Аббат несколько секунд очень пристально смотрел на Кадрусса; казалось, он даже старался и сам обратить на себя его внимание. Но так как лицо трактирщика не выражало ничего, кроме удивления, что посетитель не отвечает, он счел нужным положить конец этой сцене и сказал с сильным итальянским акцентом:
– Не вы ли будете господин Кадрусс?
– Да, сударь, – отвечал хозяин, быть может, еще более удивленный вопросом, нежели молчанием, – я самый; Гаспар Кадрусс, ваш слуга.
– Гаспар Кадрусс?.. Да… Кажется, так и есть. Вы жили когда-то в Мельянских аллеях, на четвертом этаже?
– Точно так.
– И занимались ремеслом портного?
– Да; но дело не пошло. В этом проклятом Марселе так жарко, что я думаю, там скоро вовсе перестанут одеваться. Кстати, о жаре; не угодно ли вам будет немного освежиться, господин аббат?
– Пожалуй. Принесите бутылку вашего самого лучшего вина, и мы продолжим наш разговор.

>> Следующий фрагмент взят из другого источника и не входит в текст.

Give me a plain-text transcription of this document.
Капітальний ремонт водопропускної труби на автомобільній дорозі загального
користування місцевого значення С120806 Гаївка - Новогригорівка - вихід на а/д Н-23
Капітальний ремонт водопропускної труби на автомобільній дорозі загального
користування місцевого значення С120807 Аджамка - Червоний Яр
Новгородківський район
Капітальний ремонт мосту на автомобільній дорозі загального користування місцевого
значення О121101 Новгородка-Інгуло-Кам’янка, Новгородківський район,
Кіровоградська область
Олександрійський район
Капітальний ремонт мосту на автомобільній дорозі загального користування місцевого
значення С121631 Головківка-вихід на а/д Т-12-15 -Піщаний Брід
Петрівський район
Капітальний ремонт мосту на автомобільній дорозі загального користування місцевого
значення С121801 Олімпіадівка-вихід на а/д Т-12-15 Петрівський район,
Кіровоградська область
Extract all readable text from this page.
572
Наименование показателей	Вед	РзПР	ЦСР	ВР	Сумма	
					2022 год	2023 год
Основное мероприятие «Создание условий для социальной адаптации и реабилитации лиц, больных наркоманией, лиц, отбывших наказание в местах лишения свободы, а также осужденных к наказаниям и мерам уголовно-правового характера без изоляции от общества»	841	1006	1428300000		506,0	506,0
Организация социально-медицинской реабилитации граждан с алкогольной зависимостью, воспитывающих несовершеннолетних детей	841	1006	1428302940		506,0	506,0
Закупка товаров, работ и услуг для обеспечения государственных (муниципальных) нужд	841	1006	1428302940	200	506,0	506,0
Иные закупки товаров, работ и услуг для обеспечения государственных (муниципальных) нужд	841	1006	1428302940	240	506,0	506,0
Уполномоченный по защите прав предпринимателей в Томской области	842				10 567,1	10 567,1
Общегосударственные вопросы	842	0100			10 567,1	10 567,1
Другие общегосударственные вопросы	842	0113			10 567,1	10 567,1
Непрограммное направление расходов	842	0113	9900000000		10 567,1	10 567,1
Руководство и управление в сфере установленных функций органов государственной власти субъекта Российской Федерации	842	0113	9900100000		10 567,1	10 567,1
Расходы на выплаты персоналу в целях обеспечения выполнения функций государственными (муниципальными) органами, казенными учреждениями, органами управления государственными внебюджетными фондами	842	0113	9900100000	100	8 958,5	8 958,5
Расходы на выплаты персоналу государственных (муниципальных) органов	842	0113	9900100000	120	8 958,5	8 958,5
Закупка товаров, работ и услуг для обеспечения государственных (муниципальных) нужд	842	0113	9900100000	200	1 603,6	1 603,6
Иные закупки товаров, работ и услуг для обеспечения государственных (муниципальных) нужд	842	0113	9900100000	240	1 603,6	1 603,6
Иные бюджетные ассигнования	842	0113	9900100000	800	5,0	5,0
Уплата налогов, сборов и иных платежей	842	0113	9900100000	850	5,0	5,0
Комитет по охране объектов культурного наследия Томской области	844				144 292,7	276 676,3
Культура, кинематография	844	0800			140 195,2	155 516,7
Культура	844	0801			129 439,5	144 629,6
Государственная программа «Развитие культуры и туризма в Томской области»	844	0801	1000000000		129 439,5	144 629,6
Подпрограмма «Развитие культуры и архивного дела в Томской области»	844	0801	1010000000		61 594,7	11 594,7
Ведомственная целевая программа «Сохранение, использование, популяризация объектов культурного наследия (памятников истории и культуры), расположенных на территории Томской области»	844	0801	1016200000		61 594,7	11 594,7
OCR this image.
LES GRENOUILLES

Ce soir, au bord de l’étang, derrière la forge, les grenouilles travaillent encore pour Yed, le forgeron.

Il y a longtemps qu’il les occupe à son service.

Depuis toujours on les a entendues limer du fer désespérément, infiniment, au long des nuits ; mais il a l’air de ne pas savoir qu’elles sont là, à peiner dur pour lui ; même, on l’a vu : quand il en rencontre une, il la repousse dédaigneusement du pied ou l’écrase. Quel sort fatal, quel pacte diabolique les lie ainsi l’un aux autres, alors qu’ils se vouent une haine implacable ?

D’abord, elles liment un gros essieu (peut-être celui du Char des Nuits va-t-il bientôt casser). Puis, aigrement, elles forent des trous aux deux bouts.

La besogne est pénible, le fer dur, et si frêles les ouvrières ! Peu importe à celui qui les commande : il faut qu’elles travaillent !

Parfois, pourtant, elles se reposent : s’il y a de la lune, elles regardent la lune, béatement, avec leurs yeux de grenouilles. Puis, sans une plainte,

– Как прикажете, господин аббат, – сказал Кадрусс.
И чтобы не упустить случая продать одну из своих последних бутылок кагора, Кадрусс поспешил поднять люк, устроенный в полу комнаты, служившей одновременно и залой, и кухней.

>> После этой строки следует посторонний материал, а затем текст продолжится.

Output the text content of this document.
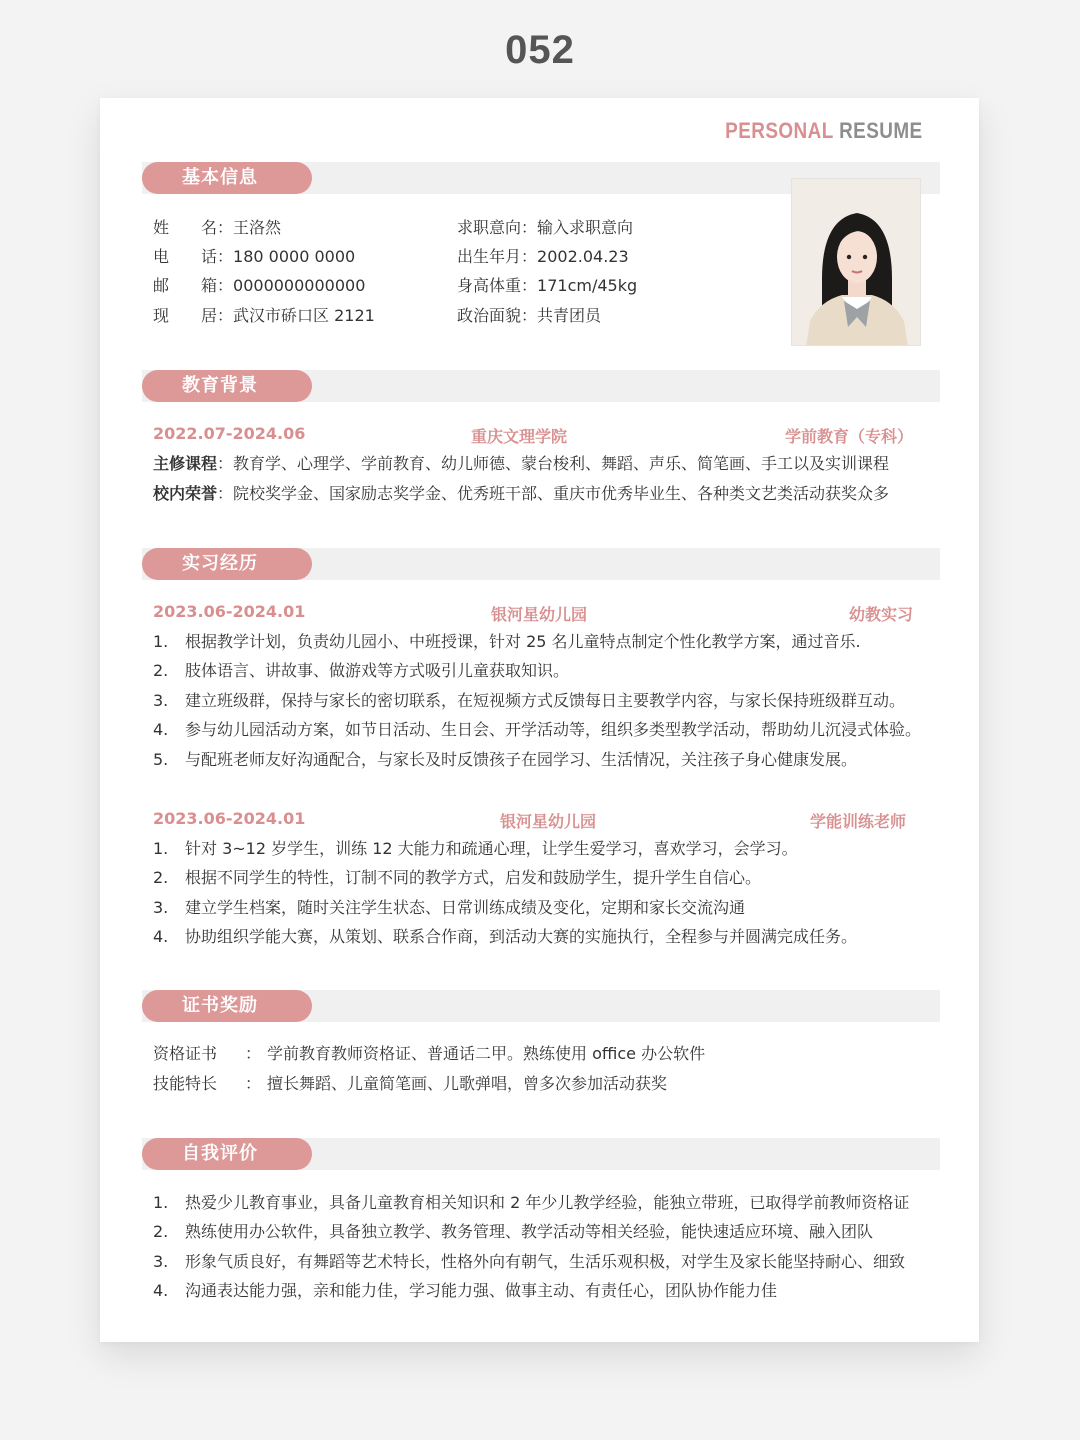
052
PERSONAL RESUME
基本信息
姓 名：王洛然
电 话：180 0000 0000
邮 箱：0000000000000
现 居：武汉市硚口区 2121
求职意向：输入求职意向
出生年月：2002.04.23
身高体重：171cm/45kg
政治面貌：共青团员
教育背景
2022.07-2024.06	重庆文理学院	学前教育（专科）
主修课程：教育学、心理学、学前教育、幼儿师德、蒙台梭利、舞蹈、声乐、简笔画、手工以及实训课程
校内荣誉：院校奖学金、国家励志奖学金、优秀班干部、重庆市优秀毕业生、各种类文艺类活动获奖众多
实习经历
2023.06-2024.01	银河星幼儿园	幼教实习
1. 根据教学计划，负责幼儿园小、中班授课，针对 25 名儿童特点制定个性化教学方案，通过音乐.
2. 肢体语言、讲故事、做游戏等方式吸引儿童获取知识。
3. 建立班级群，保持与家长的密切联系，在短视频方式反馈每日主要教学内容，与家长保持班级群互动。
4. 参与幼儿园活动方案，如节日活动、生日会、开学活动等，组织多类型教学活动，帮助幼儿沉浸式体验。
5. 与配班老师友好沟通配合，与家长及时反馈孩子在园学习、生活情况，关注孩子身心健康发展。
2023.06-2024.01	银河星幼儿园	学能训练老师
1. 针对 3~12 岁学生，训练 12 大能力和疏通心理，让学生爱学习，喜欢学习，会学习。
2. 根据不同学生的特性，订制不同的教学方式，启发和鼓励学生，提升学生自信心。
3. 建立学生档案，随时关注学生状态、日常训练成绩及变化，定期和家长交流沟通
4. 协助组织学能大赛，从策划、联系合作商，到活动大赛的实施执行，全程参与并圆满完成任务。
证书奖励
资格证书 ： 学前教育教师资格证、普通话二甲。熟练使用 office 办公软件
技能特长 ： 擅长舞蹈、儿童简笔画、儿歌弹唱，曾多次参加活动获奖
自我评价
1. 热爱少儿教育事业，具备儿童教育相关知识和 2 年少儿教学经验，能独立带班，已取得学前教师资格证
2. 熟练使用办公软件，具备独立教学、教务管理、教学活动等相关经验，能快速适应环境、融入团队
3. 形象气质良好，有舞蹈等艺术特长，性格外向有朝气，生活乐观积极，对学生及家长能坚持耐心、细致
4. 沟通表达能力强，亲和能力佳，学习能力强、做事主动、有责任心，团队协作能力佳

Когда пять минут спустя он снова появился, аббат уже сидел на табурете, опершись локтем на стол, между тем как Марго, которая, видимо, сменила гнев на милость, услышав, что странный путешественник спросил вина, положила ему на колени свою худую шею и смотрела на него умильными глазами.
– Вы один здесь живете? – спросил аббат у хозяина, когда тот ставил перед ним бутылку и стакан.
– Да, один, или почти один, господин аббат, так как жена мне не в помощь; она вечно хворает, моя бедная Карконта.
– Так вы женаты! – сказал аббат с оттенком участия, бросив вокруг себя взгляд, которым он словно оценивал скудное имущество бедной четы.
– Вы находите, что я небогат, не правда ли, господин аббат? – сказал, вздыхая, Кадрусс. – Но что поделаешь; мало быть честным человеком, чтобы благоденствовать на этом свете.
Аббат устремил на него проницательный взгляд.
– Да, честным человеком; этим я могу похвалиться, господин аббат, – сказал хозяин, смотря аббату прямо в глаза и прижав руку к груди, – а в наше время не всякий может это сказать.
– Тем лучше, если то, чем вы хвалитесь, правда, – сказал аббат. – Я твердо верю, что рано или поздно честный человек будет вознагражден, а злой наказан.
– Вам по сану положено так говорить, господин аббат, – возразил Кадрусс с горечью, – а каждый волен верить или не верить вашим словам.
– Напрасно вы так говорите, сударь, – сказал аббат, – может быть, я сам докажу вам справедливость моих слов.
– Как это так? – удивленно спросил Кадрусс.
– А вот как: прежде всего мне нужно удостовериться, точно ли вы тот человек, в ком я имею надобность.
– Какие же доказательства вам надо?
– Знавали вы в тысяча восемьсот четырнадцатом или в тысяча восемьсот пятнадцатом году моряка по имени Дантес?
– Дантес!.. Знавал ли я беднягу Эдмона! Еще бы, да это был мой лучший друг! – воскликнул Кадрусс, густо покраснев, между тем как ясные и спокойные глаза аббата словно расширялись, чтобы единым взглядом охватить собеседника.